Was Lackforscher auf die Palme bringt?
Polymerisation
ist der chemische Prozess, der kleine kurze Moleküle durch Aneinanderreihung zu langkettigen Riesenmolekülen auffädelt (Wilhelm Klauditz Institut für Holzforschung WKI).
Glosse
Erdöl. Beziehungsweise Erdölpreise. Bringen die Lackforscher auf die Palme. Ist doch ganz klar: Wenn das Erdöl teurer wird, geht das nicht nur den Autofahrern an die Kasse -- schließlich ist das "Schwarze Gold" zu mehr nutze als nur zum Verfeuern.

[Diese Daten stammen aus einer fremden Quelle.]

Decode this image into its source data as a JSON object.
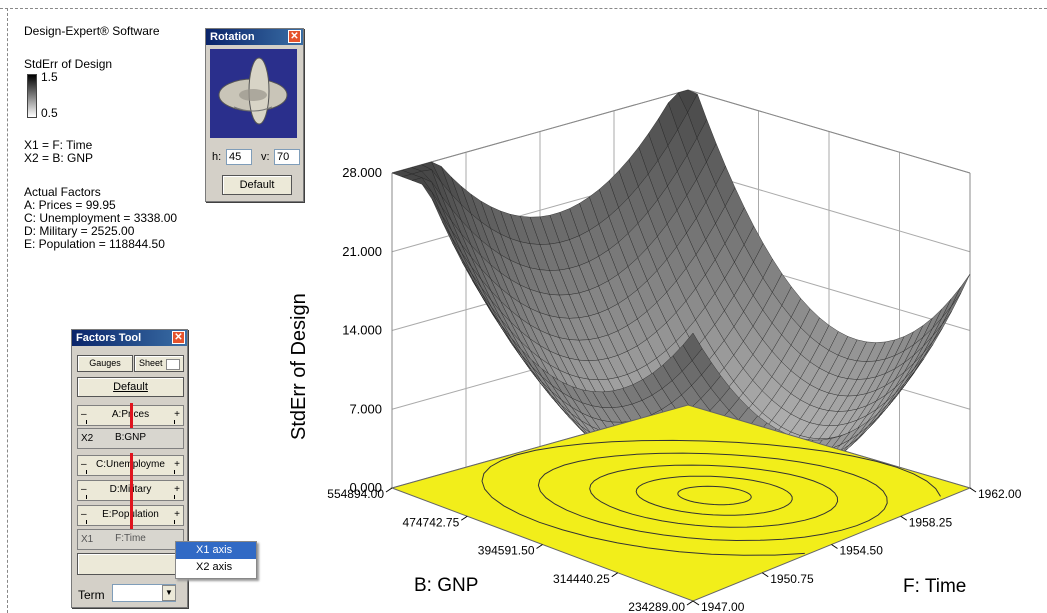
{
  "app_title": "Design-Expert® Software",
  "legend": {
    "title": "StdErr of Design",
    "max": "1.5",
    "min": "0.5"
  },
  "axes_assignment": {
    "x1": "X1 = F: Time",
    "x2": "X2 = B: GNP"
  },
  "actual_factors": {
    "heading": "Actual Factors",
    "items": [
      "A: Prices = 99.95",
      "C: Unemployment = 3338.00",
      "D: Military = 2525.00",
      "E: Population = 118844.50"
    ]
  },
  "rotation": {
    "title": "Rotation",
    "h_label": "h:",
    "h_value": "45",
    "v_label": "v:",
    "v_value": "70",
    "default_label": "Default"
  },
  "factors_tool": {
    "title": "Factors Tool",
    "gauges_label": "Gauges",
    "sheet_label": "Sheet",
    "default_label": "Default",
    "factors": [
      {
        "label": "A:Prices",
        "type": "slider"
      },
      {
        "label": "B:GNP",
        "type": "axis",
        "tag": "X2"
      },
      {
        "label": "C:Unemployme",
        "type": "slider"
      },
      {
        "label": "D:Military",
        "type": "slider"
      },
      {
        "label": "E:Population",
        "type": "slider"
      },
      {
        "label": "F:Time",
        "type": "axis",
        "tag": "X1"
      }
    ],
    "term_label": "Term",
    "minus": "–",
    "plus": "+"
  },
  "context_menu": {
    "items": [
      "X1 axis",
      "X2 axis"
    ],
    "selected": 0
  },
  "chart_data": {
    "type": "surface3d",
    "zlabel": "StdErr of Design",
    "z_ticks": [
      "0.000",
      "7.000",
      "14.000",
      "21.000",
      "28.000"
    ],
    "x_axis": {
      "label": "F: Time",
      "ticks": [
        "1947.00",
        "1950.75",
        "1954.50",
        "1958.25",
        "1962.00"
      ]
    },
    "y_axis": {
      "label": "B: GNP",
      "ticks": [
        "234289.00",
        "314440.25",
        "394591.50",
        "474742.75",
        "554894.00"
      ]
    },
    "corner_values": {
      "back_left": 28.0,
      "right": 27.0,
      "front_left": 26.0,
      "center_min": 0.5
    },
    "contour_color": "#f2ee1a",
    "surface_color": "#7a7a7a"
  }
}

Man kann damit Straßenasphalt herstellen, aber auch Klebstoff, Plastik aller Art, Nylonstrümpfe oder Farben und Lacke. Wird das Erdöl teurer, steigen natürlich auch die Preise aller Endprodukte. Es sei denn, man nimmt statt Erdöl anderes Rohöl. Hauptsache, das Öl enthält die organischen Moleküle, die mit Kohlenstoff in der Mitte. Die kann man dann zu den verschiedenen Riesenmolekülen, den Polymeren, verknüpfen. Woraus sich eben die Kunststoffe zusammensetzen. Und die Lacke. Die Lackforscher in Braunschweig haben jetzt neben Raps- oder Sonnenblumenöl, deren Bestandteile schon in vielen Anstrichen zu finden sind, auch zum Palmöl gegriffen. In Südostasien möchte man das Palmöl nicht nur zu Lebensmitteln oder Seife verarbeiten, sondern hochwertige Produkte erzeugen. Mit einfachen chemischen Veränderungen wird ein geeigneter Lackrohstoff daraus, das konnten die Forscher vom Fraunhofer Institut für Holzforschung (WKI) und ihre Kollegen in Malaysia zeigen. Der Lack daraus ist recht kratzfest, sogar bei feuchter Hitze beständig und verfügt über eine natürliche Schmutzabweisung. Kein Wunder, dass jetzt auch deutsche Konzerne in diese Forschung investieren. Ist eh besser für die Umwelt... (ds)
Fakten
"Der entscheidende Vorteil von Palmöl ist seine beinahe unbegrenzte Verfügbarkeit", erklärt Dr. Stefan Friebel, Projektleiter für die Entwicklung von Lacken aus Öl am Fraunhofer Institut für Holzforschung (WKI). Damit meint er den Vorteil gegenüber anderen Erdöl-Alternativen wie Raps- oder Sojaöl. Trotz des Biodiesel-Booms ist der Weltmarktpreis von Palmöl verglichen mit anderen pflanzlichen Ölen noch am niedrigsten. Das macht die Sache wirtschaftlich. Zum anderen hat die Natur bei Pflanzenölen schon vorgearbeitet: Sie liefert schon hochfunktionelle Moleküle, die sich mit relativ wenig Energieaufwand in chemische Rohstoffe umwandeln lassen. Erdöl hingegen muss erst mit viel Energieaufwand in seine unterschiedlich schweren Einzelteile getrennt und dann in kurzkettige Moleküle gespalten werden, bevor man sie wieder zu Kunststoffen zusammenbaut und weiterverarbeitet.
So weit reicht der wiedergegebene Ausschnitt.